Se paragoniamo il denaro al sangue, l’economia planetaria ha avuto un collasso e questo non è certo un segno di salute. Non si tratta più di cicli, che una volta passati fanno tornare tutto come prima, persino aumentando il ritmo di crescita dei consumi, ma di un mutamento molto più profondo. Non ci sono certezze o ricette collaudate per superare questa difficoltà, ma solo segnali non sempre facili da cogliere per comprendere dove si indirizzerà il nostro prossimo stadio di evoluzione della civiltà.

Qualcuno già preconizza un mondo idilliacamente in pace ed equilibrato, basato su risorse energetiche rinnovabili e abbondanti, senza conflitti, aiutato da una tecnologia in grado di alleviare completamente le attività di lavoro manuale. Senza arrivare a tanto, il percorso sembra comunque essere quello di una maggiore interazione positiva tra le persone e un rapporto più corretto nei confronti dell’ambiente.

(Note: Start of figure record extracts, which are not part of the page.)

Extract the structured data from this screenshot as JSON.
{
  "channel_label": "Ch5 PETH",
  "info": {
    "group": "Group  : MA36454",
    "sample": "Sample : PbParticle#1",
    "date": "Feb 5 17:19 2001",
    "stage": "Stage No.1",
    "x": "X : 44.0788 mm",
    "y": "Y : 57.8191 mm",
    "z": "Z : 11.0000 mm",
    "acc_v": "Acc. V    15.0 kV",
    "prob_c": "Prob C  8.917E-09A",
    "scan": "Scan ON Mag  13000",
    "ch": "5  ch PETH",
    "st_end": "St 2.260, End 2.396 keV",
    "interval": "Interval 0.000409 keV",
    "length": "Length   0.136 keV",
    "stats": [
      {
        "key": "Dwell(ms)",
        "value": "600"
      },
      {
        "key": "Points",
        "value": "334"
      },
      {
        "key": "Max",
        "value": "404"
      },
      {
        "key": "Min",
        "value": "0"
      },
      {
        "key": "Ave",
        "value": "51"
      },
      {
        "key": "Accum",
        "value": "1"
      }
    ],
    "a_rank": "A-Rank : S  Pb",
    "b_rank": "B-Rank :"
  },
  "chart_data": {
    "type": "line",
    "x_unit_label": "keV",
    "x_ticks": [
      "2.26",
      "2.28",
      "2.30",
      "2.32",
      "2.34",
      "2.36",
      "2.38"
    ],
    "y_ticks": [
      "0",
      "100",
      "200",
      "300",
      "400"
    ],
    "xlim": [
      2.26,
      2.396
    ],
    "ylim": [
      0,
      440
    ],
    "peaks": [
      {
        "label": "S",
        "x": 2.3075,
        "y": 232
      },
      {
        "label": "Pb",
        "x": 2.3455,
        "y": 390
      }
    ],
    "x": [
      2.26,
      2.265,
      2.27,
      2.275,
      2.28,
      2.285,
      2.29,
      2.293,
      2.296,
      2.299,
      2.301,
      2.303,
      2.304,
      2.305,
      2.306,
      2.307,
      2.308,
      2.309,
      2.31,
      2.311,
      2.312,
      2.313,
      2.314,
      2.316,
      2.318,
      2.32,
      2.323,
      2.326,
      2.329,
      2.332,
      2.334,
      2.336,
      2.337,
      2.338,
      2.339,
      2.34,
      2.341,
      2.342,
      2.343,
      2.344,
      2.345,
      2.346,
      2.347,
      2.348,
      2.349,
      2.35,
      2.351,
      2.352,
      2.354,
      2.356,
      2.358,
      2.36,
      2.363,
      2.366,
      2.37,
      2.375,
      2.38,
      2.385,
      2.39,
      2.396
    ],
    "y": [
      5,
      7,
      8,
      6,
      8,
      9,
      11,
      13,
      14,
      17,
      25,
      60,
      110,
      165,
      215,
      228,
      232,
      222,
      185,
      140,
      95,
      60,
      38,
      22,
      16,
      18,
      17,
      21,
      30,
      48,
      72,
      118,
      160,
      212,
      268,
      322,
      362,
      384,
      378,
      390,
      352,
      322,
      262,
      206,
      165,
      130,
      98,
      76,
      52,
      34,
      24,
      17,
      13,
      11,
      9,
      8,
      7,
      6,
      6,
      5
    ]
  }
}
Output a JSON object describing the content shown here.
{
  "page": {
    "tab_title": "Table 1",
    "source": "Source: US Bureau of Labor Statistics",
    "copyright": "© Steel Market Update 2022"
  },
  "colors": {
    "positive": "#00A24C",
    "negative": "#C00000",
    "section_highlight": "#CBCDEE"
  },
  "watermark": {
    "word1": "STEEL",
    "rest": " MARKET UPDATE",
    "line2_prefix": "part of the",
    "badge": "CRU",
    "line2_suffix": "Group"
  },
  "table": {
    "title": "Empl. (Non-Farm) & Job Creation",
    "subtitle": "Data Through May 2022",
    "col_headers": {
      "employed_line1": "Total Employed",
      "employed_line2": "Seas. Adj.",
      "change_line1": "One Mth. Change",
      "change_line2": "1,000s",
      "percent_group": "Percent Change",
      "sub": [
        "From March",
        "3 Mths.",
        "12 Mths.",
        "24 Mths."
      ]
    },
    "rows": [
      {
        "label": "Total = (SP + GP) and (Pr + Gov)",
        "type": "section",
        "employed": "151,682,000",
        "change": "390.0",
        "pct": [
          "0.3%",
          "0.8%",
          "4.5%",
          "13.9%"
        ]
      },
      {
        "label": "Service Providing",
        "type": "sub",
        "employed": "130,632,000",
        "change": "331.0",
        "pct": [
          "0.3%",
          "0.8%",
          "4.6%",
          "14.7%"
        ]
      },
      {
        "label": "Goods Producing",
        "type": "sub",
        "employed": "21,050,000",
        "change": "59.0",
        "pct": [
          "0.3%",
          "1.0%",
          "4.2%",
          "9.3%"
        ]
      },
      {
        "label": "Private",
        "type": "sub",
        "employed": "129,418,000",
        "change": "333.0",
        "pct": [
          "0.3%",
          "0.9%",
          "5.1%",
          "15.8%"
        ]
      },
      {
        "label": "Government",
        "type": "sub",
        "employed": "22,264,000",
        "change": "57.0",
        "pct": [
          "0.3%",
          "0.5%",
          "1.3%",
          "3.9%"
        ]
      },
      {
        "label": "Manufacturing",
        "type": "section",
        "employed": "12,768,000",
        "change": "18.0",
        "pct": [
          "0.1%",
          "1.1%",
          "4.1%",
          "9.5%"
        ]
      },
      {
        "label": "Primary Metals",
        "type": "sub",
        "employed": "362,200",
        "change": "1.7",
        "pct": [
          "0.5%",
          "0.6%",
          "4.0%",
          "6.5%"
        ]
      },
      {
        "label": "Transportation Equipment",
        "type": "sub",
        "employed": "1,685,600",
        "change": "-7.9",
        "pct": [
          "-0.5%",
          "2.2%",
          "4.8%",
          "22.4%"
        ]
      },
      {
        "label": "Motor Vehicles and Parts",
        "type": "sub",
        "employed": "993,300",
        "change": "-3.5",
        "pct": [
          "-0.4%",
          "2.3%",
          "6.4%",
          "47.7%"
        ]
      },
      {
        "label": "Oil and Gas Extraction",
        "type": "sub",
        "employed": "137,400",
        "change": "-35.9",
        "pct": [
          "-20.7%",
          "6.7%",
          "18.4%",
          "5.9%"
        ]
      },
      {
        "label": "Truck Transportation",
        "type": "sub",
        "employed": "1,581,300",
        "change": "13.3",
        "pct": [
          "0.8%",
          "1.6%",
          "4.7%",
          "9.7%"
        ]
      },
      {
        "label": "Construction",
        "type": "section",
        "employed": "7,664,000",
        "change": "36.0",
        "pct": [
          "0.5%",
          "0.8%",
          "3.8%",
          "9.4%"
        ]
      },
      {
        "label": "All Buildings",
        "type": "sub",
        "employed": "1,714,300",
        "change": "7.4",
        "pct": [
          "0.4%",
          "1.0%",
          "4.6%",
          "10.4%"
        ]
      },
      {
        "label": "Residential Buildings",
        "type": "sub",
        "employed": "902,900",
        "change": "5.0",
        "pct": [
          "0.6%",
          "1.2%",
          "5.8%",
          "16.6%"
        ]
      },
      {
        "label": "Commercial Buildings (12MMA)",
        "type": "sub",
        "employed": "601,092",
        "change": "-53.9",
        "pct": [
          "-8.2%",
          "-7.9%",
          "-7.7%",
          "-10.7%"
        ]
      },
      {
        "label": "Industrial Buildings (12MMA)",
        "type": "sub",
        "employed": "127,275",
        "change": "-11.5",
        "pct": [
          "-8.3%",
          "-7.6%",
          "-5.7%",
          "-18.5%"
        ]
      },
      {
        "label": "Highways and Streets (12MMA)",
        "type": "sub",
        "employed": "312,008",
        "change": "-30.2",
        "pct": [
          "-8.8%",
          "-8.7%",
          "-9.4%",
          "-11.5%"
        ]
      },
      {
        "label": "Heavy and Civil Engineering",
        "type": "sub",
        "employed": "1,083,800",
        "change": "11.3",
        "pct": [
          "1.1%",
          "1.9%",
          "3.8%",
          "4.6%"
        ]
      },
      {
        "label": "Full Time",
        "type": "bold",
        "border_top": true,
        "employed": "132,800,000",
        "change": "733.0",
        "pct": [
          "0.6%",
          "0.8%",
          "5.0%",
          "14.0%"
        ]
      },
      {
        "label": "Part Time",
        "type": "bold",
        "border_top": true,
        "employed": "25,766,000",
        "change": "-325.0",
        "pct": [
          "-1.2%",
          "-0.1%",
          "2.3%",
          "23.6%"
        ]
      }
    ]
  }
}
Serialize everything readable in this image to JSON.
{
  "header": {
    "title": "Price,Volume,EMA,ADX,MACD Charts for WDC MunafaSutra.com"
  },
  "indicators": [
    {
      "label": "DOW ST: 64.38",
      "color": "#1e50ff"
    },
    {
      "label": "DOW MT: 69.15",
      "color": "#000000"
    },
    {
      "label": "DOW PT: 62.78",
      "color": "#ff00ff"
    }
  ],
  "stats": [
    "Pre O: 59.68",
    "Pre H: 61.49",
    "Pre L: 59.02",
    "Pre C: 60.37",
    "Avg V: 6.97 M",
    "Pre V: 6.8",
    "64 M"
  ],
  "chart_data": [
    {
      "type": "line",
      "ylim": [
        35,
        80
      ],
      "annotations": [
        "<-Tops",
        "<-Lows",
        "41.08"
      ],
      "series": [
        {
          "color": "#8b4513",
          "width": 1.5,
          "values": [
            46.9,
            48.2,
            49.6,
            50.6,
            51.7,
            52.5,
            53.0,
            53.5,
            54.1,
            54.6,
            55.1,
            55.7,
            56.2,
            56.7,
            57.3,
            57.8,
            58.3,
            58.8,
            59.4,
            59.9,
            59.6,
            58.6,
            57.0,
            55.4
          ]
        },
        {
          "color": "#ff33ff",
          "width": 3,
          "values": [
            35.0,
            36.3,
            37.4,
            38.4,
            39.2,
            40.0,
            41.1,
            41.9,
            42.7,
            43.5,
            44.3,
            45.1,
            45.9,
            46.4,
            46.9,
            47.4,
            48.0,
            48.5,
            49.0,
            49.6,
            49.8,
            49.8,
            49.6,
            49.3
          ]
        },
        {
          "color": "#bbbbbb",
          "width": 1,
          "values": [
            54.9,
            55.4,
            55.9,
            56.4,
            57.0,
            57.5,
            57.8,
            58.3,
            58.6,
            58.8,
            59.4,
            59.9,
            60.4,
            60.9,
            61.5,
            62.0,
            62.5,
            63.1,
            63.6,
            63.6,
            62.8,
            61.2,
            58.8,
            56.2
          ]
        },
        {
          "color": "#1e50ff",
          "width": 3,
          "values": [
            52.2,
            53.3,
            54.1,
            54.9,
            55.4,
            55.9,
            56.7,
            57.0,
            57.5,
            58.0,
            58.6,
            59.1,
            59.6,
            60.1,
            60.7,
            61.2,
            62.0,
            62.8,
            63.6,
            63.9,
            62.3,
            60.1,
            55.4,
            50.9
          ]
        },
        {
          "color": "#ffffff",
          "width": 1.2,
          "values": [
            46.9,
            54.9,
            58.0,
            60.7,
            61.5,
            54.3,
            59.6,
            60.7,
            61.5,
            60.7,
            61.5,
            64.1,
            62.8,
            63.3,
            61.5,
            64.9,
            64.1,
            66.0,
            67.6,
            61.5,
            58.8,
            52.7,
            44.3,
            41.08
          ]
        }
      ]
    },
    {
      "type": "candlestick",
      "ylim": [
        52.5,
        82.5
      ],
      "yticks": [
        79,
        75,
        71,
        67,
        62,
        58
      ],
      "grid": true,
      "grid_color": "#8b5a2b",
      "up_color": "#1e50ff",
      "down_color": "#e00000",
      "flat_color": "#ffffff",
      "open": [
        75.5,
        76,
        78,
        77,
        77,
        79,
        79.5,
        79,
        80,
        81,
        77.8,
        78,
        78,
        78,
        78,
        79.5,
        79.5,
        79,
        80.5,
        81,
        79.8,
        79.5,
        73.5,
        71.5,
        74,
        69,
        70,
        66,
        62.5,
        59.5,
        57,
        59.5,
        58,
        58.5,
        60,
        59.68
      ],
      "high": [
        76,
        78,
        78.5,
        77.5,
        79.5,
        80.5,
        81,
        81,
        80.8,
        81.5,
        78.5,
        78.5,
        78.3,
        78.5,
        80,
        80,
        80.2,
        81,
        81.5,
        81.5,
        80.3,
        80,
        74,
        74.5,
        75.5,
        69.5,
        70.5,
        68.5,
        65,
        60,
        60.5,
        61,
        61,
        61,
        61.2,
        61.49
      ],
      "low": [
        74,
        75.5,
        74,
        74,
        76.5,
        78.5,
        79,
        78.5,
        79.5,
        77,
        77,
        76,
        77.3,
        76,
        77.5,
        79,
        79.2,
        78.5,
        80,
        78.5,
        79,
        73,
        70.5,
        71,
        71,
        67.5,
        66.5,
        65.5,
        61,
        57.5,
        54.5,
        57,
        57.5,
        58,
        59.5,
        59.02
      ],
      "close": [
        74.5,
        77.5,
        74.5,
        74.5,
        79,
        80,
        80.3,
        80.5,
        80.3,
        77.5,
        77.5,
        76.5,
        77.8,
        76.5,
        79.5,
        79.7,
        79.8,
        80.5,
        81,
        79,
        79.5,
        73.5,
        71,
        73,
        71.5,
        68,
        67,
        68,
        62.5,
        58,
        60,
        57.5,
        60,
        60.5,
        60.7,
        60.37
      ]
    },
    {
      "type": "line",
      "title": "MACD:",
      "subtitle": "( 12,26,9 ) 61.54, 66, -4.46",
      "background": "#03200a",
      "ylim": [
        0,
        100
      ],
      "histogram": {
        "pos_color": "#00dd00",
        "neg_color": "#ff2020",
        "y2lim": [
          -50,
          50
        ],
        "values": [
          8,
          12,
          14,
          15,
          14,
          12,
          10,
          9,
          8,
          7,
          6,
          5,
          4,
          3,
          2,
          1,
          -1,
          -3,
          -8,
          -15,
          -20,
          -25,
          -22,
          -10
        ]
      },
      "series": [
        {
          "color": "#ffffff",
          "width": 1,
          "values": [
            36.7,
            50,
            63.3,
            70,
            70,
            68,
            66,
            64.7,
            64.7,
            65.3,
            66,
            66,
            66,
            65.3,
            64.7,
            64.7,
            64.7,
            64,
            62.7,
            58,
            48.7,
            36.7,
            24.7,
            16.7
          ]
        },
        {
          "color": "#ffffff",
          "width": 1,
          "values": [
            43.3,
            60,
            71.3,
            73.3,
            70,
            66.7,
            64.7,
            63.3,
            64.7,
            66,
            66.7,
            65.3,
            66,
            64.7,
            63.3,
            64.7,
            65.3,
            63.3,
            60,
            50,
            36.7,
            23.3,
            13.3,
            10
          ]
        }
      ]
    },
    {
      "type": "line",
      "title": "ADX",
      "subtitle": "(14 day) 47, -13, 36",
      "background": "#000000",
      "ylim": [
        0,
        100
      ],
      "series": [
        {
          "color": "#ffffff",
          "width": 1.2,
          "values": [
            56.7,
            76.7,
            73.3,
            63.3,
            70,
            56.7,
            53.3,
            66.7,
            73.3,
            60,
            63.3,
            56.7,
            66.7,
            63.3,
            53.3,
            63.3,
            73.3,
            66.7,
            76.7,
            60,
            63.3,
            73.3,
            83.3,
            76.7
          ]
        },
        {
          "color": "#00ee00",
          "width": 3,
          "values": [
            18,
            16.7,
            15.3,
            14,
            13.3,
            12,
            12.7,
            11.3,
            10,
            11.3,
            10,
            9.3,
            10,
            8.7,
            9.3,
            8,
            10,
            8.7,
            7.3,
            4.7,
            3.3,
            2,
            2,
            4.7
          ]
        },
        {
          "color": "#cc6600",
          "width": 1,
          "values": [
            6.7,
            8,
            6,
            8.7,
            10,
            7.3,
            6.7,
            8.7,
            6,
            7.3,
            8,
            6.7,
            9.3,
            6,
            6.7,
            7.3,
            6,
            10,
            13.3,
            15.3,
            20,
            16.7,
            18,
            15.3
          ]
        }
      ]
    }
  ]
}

Non facciamoci illusioni: l’impatto zero non esiste. Per il solo fatto di popolare la terra, l’essere umano è comunque fonte di mutamento e, in una certa misura, di inquinamento ambientale e la crescita della popolazione metterà comunque in pericolo l’equilibrio, anche se l’ambiente viene maggiormente rispettato.
Possiamo però scegliere di sfruttare al meglio le nostre conoscenze e cercare di avere un impatto minore, o, meglio, un impatto che non comprometta, oltre a quella dell’ambiente anche la nostra stessa esistenza e questo sarebbe già un bel passo in avanti in direzione della sostenibilità.

Gli obiettivi possono essere ambiziosi o persino irraggiungibili, almeno per ora, ma il percorso per raggiungerli è forse ancora più importante degli obiettivi stessi. Per questo occorre essere sicuri che la direzione sia quella giusta.